Reputation: 264
I am trying to automate a data downloading process. For this purpose, my goal is to extract (using bash commands) the .zip from a redirection link that could be seen on display here: https://journals.sagepub.com/doi/suppl/10.1177/0022002706289303
I have seen that people suggest the -L
tag with curl
for redirections, but it doesn't seem to work for my case. The specific command I have tried is:
curl -L -o output.zip https://journals.sagepub.com/doi/suppl/10.1177/0022002706289303/suppl_file/Sambanis_Aug_06.zip
The command file output.zip
shows that the extracted .zip file is actually a HTML document text
. On the other hand, clicking the redirection link (used inside curl
command) downloads the extracted folder automatically via a browser.
Any ideas, tips, or suggestions on what I should try (or whether this is possible or not) will be highly appreciated!
Upvotes: 1
Views: 2774
Reputation: 1459
If you execute curl with the --verbose
option you can see that it is a cookie related problem. The cookie engine needs to be enabled. You can download the desired file as follows:
curl -b cookies.txt -L https://journals.sagepub.com/doi/suppl/10.1177/0022002706289303/suppl_file/Sambanis_Aug_06.zip -o test.zip
It doesn't matter if the file provided with the -b option doesn't exist. We just need to activate the cookie engine.

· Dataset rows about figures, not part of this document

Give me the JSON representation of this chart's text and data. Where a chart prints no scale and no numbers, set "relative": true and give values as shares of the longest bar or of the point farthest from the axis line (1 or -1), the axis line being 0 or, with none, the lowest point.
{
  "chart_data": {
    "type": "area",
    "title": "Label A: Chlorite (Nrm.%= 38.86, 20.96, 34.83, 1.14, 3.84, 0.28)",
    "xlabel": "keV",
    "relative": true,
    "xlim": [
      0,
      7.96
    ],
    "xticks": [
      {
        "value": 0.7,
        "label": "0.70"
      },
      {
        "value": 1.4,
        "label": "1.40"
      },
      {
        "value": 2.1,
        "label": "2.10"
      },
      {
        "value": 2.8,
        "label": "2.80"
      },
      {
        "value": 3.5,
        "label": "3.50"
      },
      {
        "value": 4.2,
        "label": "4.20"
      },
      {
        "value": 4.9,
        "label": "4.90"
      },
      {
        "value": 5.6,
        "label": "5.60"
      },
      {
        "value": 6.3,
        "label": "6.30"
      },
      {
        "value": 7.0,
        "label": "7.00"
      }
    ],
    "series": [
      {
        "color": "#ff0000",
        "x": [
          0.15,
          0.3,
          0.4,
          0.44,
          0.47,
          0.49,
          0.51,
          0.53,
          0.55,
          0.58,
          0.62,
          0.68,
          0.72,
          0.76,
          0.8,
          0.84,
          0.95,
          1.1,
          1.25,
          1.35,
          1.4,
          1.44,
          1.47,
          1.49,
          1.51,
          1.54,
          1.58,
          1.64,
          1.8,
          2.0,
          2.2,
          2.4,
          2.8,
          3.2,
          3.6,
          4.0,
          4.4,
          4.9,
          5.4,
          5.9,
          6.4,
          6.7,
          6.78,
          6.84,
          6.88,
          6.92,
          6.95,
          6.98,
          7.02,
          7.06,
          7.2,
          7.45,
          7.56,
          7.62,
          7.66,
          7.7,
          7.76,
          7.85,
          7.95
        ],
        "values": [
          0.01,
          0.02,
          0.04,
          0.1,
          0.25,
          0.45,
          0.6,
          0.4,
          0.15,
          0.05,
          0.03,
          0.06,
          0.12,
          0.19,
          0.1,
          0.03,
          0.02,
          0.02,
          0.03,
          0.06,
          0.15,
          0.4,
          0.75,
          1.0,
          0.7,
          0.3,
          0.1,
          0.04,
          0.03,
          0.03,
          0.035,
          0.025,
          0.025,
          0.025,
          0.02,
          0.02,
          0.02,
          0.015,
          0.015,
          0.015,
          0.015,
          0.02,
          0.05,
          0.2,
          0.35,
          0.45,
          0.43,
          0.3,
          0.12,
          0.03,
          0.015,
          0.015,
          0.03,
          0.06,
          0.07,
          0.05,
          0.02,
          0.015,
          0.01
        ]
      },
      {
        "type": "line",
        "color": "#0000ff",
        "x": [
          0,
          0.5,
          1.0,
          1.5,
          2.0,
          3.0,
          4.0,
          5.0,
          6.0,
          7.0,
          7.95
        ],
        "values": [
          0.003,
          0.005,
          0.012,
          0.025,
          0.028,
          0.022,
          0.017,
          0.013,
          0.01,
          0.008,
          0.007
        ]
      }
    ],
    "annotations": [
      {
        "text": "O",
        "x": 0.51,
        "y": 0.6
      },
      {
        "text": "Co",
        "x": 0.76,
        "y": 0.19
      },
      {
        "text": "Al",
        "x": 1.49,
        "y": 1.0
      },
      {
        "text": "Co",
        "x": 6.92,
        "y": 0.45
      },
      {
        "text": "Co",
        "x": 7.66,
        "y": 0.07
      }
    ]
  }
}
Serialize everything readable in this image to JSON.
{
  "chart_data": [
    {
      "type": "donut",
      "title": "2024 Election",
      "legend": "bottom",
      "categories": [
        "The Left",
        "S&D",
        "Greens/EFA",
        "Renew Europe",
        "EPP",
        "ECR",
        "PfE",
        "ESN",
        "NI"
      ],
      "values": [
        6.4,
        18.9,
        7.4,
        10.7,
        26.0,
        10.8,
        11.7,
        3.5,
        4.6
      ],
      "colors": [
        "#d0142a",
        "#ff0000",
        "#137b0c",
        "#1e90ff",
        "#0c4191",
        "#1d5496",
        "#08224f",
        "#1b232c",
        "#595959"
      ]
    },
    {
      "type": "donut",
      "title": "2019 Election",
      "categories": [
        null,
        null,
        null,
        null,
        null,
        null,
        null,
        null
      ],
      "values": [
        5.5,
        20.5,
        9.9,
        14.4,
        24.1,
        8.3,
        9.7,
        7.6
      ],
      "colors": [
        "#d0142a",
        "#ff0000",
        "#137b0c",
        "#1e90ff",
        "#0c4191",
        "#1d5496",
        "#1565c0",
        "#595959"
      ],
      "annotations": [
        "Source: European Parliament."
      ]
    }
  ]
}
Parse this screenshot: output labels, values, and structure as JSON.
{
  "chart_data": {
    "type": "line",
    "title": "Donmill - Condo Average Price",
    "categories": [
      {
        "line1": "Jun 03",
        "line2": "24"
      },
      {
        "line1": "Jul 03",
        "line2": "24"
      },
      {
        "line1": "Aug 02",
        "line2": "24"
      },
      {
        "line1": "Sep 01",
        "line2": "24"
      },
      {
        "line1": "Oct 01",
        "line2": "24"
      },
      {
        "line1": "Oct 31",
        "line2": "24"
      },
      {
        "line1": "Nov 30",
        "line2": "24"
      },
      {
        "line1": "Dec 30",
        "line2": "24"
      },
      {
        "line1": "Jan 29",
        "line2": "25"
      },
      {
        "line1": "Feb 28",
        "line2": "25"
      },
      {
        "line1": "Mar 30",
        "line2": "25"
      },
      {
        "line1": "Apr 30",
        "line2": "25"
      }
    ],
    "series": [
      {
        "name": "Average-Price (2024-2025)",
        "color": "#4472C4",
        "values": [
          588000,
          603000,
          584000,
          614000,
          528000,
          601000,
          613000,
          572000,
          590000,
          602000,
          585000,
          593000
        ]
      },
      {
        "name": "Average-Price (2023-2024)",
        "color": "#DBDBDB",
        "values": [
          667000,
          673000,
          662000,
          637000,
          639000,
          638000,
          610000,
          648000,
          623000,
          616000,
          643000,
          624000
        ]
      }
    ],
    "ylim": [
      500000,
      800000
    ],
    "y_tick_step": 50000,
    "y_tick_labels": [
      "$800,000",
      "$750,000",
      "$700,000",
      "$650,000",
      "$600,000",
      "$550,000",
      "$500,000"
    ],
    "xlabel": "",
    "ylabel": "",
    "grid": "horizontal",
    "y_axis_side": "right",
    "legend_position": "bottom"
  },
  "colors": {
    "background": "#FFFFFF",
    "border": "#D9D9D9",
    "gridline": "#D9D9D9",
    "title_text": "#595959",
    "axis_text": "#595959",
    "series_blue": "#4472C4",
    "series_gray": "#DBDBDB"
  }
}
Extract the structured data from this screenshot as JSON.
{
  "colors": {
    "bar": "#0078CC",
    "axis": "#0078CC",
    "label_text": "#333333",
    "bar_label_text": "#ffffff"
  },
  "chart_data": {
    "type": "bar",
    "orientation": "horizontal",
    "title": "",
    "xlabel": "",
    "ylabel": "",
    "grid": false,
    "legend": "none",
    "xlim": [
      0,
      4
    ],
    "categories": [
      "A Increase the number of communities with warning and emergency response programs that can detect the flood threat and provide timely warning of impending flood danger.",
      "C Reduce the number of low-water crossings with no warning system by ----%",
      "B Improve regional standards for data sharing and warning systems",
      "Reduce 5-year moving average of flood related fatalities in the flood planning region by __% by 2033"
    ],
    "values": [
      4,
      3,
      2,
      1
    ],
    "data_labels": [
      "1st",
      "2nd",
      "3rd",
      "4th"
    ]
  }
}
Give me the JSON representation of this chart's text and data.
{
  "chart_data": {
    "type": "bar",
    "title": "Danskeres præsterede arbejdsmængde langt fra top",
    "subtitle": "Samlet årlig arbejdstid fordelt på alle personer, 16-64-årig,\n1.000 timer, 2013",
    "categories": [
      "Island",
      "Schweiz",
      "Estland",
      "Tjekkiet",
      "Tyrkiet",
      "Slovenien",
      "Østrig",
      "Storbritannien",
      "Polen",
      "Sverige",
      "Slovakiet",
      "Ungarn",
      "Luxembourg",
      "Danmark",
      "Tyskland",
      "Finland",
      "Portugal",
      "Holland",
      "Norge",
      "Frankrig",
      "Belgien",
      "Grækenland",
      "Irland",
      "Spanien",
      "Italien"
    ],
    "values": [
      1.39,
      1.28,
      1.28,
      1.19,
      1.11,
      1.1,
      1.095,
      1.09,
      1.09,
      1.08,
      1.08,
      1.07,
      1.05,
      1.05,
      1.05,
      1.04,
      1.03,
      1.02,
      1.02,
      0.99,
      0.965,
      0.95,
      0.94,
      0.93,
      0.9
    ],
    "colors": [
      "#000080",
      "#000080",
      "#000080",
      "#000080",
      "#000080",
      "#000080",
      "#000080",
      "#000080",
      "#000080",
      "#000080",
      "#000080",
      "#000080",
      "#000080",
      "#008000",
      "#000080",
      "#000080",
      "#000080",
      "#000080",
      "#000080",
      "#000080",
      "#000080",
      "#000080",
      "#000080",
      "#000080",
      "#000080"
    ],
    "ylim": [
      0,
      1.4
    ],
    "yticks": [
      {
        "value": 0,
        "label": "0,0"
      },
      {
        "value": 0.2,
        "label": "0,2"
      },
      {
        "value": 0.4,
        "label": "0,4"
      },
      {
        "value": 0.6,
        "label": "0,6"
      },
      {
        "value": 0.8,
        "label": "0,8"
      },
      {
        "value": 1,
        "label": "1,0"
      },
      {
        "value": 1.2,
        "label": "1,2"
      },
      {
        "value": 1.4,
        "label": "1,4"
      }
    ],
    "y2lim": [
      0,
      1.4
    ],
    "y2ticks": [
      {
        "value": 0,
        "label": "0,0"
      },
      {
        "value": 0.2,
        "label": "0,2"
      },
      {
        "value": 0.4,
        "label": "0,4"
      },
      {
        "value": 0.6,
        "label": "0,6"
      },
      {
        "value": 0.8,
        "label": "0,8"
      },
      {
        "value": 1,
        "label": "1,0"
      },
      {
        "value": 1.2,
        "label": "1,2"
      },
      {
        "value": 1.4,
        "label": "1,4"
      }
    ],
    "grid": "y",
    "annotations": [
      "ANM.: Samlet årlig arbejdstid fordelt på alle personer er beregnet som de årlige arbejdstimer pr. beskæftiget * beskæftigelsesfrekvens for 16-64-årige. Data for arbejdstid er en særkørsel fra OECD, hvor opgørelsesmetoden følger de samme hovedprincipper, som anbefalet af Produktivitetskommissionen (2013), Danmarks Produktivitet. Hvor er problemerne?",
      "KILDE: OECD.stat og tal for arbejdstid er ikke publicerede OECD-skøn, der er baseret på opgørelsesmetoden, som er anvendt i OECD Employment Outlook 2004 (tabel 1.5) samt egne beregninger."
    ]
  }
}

Refer to Send cookies with curl and Save cookies between two curl requests for futher information.
Upvotes: 1
Reputation: 3183
You can download that file with wget
on Linux
$ wget https://journals.sagepub.com/doi/suppl/10.1177/0022002706289303/suppl_file/Sambanis_Aug_06.zip
$ unzip Sambanis_Aug_06.zip
Archive: Sambanis_Aug_06.zip
inflating: Sambanis (Aug 06).dta
inflating: Sambanis Appendix (Aug 06).pdf
Upvotes: 1